Movsesian on Religious Exemptions

For those who are interested, the International Center for Law and Religion Studies at BYU has posted a video of my presentation at the 2022 Religious Freedom Annual Review on the Smith case and the future of religious exemptions. I argue that the Court’s decision last term in Fulton greatly limits Smith and that claimants should have an easier time winning religious exemptions as a result. Thanks again to the kind folks at BYU Law for hosting me!

Our Credentialed Court

Earlier this year, Encounter Books published a new history of the membership of the Supreme Court from its first years to today, The Credentialed Court, by University of Tennessee Law Professor Benjamin H. Barton. Barton points out that the current membership is historically narrow in terms of life experience. All justices but one have gone to Ivy League law schools; most have been lower court judges; an increasing number are former law clerks. Nothing wrong with any of that–but perhaps something is lost when the justices’ backgrounds are so circumscribed and similar. For example, do the backgrounds of the justices influence their work in religion clause cases? It’s hard to see why that would not be the case. Would the Court’s jurisprudence over the last 50 years have looked different with the graduate of an evangelical college on the bench–or a yeshiva or madrassa?

Looks very interesting. Here’s the publisher’s description:

The Credentialed Court starts by establishing just how different today’s Justices are from their predecessors. The book combines two massive empirical studies of every Justice’s background from John Jay to Amy Coney Barrett with short, readable bios of past greats to demonstrate that today’s Justices arrive on the Court with much narrower experiences than they once did.

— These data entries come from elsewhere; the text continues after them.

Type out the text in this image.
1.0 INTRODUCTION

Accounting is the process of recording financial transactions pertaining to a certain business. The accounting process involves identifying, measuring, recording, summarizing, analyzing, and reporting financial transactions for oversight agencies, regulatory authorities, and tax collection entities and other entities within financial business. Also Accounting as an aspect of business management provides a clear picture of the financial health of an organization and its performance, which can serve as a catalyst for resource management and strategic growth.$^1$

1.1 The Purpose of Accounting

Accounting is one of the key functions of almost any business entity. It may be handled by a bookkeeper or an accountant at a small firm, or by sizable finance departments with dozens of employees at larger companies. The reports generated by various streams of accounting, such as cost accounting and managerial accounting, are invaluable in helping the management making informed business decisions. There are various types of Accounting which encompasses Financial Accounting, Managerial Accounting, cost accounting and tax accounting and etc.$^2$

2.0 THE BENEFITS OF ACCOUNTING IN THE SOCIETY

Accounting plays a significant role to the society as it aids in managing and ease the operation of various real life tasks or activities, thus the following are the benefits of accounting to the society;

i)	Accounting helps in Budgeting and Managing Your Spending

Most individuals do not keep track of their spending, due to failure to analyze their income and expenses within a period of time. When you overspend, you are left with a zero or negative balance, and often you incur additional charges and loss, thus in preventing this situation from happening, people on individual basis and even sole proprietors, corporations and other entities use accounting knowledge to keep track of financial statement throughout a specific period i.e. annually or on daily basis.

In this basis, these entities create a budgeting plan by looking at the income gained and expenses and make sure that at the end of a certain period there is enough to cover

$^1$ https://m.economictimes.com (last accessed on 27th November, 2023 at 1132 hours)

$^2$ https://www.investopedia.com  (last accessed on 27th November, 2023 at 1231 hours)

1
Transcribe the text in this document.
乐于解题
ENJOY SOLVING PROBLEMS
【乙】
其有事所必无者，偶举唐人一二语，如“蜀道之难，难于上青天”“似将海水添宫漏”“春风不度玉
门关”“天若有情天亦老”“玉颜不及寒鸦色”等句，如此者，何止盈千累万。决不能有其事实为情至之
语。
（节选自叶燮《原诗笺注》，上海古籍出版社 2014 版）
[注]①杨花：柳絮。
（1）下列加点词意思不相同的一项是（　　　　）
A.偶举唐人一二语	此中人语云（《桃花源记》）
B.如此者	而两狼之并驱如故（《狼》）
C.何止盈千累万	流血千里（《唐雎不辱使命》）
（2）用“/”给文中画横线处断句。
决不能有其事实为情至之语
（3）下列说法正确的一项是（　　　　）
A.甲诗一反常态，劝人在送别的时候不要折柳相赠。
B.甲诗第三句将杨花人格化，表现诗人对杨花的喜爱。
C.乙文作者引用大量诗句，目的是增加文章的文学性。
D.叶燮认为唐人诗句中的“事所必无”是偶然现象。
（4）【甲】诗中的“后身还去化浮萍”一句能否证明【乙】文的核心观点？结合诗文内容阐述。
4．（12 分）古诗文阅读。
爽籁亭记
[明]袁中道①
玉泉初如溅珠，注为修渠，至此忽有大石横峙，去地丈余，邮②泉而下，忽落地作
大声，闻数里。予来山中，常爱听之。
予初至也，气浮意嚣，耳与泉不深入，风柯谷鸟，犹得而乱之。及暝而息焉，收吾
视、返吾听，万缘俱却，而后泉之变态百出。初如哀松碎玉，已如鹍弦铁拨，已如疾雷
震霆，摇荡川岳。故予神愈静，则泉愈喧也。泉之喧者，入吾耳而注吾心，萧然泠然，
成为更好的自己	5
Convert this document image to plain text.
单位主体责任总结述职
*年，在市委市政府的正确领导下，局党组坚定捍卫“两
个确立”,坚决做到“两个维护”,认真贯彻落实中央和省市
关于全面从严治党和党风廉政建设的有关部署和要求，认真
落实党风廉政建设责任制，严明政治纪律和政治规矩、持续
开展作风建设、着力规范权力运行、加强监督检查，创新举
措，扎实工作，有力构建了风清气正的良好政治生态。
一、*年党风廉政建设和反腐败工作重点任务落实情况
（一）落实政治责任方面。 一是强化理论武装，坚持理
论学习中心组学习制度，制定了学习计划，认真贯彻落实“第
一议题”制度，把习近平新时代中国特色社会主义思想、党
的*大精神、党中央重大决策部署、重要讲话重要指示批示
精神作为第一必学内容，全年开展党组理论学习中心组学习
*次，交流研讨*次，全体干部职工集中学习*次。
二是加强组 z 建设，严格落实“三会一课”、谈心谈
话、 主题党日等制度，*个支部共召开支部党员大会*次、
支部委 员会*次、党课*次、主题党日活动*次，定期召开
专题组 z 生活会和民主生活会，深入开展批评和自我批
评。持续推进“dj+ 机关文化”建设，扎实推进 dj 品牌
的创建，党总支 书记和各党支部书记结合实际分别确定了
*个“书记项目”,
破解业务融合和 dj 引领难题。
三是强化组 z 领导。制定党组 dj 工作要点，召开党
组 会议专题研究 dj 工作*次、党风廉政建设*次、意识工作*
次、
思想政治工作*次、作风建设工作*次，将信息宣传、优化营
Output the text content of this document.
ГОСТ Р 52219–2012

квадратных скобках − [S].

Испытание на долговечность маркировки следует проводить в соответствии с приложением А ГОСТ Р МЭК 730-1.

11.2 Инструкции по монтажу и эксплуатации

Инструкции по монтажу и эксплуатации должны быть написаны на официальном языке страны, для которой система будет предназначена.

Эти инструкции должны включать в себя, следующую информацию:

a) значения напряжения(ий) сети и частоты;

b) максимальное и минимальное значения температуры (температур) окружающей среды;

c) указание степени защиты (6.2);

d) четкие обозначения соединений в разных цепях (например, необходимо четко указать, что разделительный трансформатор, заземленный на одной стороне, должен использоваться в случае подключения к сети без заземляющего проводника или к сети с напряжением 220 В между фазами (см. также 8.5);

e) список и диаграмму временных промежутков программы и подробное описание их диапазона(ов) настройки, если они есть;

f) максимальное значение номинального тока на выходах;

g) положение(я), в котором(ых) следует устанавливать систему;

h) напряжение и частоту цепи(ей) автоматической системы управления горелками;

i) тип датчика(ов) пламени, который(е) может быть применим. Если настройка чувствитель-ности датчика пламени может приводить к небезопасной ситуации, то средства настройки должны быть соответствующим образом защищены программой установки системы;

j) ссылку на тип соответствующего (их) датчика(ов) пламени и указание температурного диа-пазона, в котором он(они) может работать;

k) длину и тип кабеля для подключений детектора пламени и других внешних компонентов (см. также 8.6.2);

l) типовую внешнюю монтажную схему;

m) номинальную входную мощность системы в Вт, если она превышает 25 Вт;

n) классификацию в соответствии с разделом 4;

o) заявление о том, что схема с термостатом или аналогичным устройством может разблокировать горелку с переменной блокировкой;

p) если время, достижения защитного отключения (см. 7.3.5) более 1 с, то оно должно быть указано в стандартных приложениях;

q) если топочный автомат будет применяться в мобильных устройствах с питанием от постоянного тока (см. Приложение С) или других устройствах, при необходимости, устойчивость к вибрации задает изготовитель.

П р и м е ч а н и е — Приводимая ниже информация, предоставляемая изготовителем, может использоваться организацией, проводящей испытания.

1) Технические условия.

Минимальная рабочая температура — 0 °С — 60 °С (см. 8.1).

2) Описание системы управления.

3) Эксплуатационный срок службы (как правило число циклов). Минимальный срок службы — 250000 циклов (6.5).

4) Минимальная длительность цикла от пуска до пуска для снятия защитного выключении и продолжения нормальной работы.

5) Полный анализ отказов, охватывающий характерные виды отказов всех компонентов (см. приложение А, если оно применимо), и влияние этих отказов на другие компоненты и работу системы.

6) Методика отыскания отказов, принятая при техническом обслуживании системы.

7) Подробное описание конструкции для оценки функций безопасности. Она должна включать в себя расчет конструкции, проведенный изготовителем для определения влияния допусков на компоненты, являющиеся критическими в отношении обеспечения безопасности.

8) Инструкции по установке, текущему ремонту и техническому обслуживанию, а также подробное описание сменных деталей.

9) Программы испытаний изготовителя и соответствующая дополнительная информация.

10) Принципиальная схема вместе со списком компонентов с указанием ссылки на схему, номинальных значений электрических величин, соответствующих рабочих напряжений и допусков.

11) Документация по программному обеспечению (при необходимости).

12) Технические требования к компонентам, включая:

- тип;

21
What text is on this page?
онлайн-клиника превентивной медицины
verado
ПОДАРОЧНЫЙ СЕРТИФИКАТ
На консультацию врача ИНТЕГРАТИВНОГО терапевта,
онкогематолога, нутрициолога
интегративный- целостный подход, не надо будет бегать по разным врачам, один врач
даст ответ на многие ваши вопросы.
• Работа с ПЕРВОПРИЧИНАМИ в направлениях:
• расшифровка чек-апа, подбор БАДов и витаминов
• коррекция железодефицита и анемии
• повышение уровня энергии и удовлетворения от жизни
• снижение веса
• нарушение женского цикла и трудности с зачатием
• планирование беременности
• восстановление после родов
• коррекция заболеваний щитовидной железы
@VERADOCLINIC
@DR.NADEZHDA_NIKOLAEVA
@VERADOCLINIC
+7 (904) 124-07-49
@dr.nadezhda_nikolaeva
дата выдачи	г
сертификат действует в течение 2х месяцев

Today’s Justices have spent more time in elite academic settings (both as students and faculty) than any previous Courts. Every Justice but Barrett attended either Harvard or Yale Law School, and four of the Justices were tenured professors at prestigious law schools. They also spent more time as Federal Appellate Court Judges than any previous Courts. These two jobs (tenured law professor and appellate judge) share two critical components: both jobs are basically lifetime appointments that involve little or no contact with the public at large. The modern Supreme Court Justices have spent their lives in cloistered and elite settings, the polar opposite of past Justices.

The current Supreme Court is packed with a very specific type of person: type-A overachievers who have triumphed in a long tournament measuring academic and technical legal excellence. This Court desperately lacks individuals who reflect a different type of “merit.” The book examines the exceptional and varied lives of past greats from John Marshall to Thurgood Marshall and asks how many, if any, of these giants would be nominated today. The book argues against our current bookish and narrow version of meritocracy. Healthier societies offer multiple different routes to success and onto bodies like our Supreme Court.